Pacino and Williams are brilliant and the best bits of the film are their conversations. They’re just filled with so much tension as they share this secret, uneasy association and you’re always waiting for something to break the status quo. Williams steals the show because he’s just so creepy and freaky your skin crawls. Comedians seem to play serious roles quite well, probably because it is such an unexpected and sometimes shocking viewing experience. Throughout the film Williams produces some looks that chill you to the bone; seeing him commit an act of violence is shocking while seeing him reason and explain that he didn’t murder the girl makes your skin crawl because, like Pacino can, the audience can tell he’s pure evil. Those scenes are some of the most unnerving in the whole film. He seems so calm as he’s speaking and almost sad that it happened yet something about the way he portrays the character means you could never really trust him and get rid of that uneasy feeling.
The film is presented in 2.40:1 1080p HD. The transfer is of a high quality with the image being presented clearly and crisply. Colors are clear without any noticeable deficiencies and things like the white of the Alaskan ice really stand out although not so clear as to look fake as there is a lot of shadow to darken the colors. The combination of the pristine image quality and the great cinematography of the Alaskan wilderness make Insomnia a great viewing experience in HD. While the picture is sharp and clear for the most part the scenes that take place in thick fog are benefited by some grain and haze. This helps to underline the feeling of uncertainty in the scene and it just wouldn’t have been right to see clearly rendered fog on the screen.

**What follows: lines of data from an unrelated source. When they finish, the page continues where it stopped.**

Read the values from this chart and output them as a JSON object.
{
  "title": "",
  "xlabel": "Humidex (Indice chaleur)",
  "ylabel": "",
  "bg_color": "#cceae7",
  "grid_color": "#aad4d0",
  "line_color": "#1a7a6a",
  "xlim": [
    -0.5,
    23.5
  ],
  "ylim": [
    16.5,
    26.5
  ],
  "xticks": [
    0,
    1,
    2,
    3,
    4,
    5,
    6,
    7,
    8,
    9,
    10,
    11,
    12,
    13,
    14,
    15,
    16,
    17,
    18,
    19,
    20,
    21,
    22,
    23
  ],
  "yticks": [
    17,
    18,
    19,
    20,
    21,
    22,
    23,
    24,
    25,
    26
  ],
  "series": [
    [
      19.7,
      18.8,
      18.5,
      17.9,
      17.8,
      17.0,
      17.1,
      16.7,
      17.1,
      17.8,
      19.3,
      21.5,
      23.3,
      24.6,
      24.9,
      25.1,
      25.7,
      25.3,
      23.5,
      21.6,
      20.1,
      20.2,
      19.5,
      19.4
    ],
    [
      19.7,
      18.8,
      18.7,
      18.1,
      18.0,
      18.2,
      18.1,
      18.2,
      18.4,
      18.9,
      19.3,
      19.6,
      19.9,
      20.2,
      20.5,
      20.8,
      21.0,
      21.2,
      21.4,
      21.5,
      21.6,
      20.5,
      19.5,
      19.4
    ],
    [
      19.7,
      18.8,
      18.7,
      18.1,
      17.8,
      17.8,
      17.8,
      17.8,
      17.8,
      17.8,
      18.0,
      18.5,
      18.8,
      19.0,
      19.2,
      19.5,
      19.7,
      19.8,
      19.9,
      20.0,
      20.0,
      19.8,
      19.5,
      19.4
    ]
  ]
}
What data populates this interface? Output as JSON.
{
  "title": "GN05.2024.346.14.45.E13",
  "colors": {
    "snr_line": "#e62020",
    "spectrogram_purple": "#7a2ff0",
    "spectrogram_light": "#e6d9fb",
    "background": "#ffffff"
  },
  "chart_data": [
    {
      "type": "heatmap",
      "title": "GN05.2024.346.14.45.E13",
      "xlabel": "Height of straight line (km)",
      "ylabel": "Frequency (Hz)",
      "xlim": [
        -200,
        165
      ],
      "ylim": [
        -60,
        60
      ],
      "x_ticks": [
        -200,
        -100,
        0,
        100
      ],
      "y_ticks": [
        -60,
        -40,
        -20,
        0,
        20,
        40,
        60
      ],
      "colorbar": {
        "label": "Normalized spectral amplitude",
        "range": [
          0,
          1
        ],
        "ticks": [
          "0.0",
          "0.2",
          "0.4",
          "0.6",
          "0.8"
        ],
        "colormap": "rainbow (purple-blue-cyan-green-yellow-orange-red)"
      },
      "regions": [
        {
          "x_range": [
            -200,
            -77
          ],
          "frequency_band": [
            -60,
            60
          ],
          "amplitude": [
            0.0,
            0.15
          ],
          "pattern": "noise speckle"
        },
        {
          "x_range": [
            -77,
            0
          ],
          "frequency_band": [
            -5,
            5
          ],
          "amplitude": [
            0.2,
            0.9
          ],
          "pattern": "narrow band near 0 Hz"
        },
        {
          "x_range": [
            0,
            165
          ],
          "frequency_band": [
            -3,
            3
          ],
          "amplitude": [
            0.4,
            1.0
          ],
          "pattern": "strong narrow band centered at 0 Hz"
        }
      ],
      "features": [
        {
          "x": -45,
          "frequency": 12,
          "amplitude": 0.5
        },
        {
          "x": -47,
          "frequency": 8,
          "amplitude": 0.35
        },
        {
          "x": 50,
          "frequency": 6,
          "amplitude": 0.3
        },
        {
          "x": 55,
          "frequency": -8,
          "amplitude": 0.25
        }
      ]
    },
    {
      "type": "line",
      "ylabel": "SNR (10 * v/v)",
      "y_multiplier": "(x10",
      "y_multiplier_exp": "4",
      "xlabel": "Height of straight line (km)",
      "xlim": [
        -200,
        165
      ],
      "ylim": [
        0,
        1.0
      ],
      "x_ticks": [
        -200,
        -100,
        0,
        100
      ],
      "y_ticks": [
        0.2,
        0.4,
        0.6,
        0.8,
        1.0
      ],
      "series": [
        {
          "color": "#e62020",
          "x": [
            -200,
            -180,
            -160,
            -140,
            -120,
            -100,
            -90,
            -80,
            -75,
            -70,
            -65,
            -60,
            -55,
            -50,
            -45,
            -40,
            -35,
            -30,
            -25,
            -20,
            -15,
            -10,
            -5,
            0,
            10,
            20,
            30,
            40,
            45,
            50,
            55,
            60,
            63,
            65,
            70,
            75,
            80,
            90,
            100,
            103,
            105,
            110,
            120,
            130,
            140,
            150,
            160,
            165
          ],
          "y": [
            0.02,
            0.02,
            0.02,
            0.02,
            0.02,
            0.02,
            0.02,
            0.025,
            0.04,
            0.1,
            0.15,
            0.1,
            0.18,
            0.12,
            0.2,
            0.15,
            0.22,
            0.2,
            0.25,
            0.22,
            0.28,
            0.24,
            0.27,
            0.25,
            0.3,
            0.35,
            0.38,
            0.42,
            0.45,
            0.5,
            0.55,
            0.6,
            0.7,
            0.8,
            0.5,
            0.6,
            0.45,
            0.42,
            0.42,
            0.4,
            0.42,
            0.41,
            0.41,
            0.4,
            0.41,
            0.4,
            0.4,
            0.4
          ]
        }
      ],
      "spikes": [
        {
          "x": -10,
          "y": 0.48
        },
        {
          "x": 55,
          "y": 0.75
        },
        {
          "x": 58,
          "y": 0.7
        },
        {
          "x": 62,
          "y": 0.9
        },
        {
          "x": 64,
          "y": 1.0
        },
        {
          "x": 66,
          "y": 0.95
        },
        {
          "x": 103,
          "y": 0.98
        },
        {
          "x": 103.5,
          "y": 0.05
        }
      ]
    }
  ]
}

The audio is presented in DTS-HD Master Audio 5.1 surround. For the most part the film focuses on the front end, which is to be expected from a dialogue-heavy crime thriller. What the transfer does really well though is occasionally hit you with full surround sound for a gunshot or a truck horn. You almost become lulled into these silences or quiet moments and then the audio really comes alive and shocks you back to attention. Gunshots also sound authentic and really pack a punch. The film also has a few moments that work your sub, like the plane roaring across the screen but its use is limited and carefully chosen. The dialogue is clear and easily audible although at times it does sound like Pacino is going around shouting at everyone and it’s not a pleasant experience but as he gets tired his voice drops, thankfully.
The Blu-ray comes with a collection of special features including additional scenes, two commentaries with Nolan, Swank, cinematographer Wally Pfister, and others and four featurettes including a making of, a conversation between Nolan and Pacino, a feature on the cinematography and production design, and a feature on insomnia. It’s a shame that there aren’t any new special features but it means that DVD buyers aren’t missing out on anything either.
Insomnia is a great film and further proof that Christopher Nolan should be appreciated for his work outside of The Dark Knight and that Robin Williams should be appreciated for his work outside of comedy. With a terrific story, some great acting, and nice touches by the director it’s a great, albeit a creepy, viewing experience, which is enhanced by an audio and image transfer that is of the highest quality.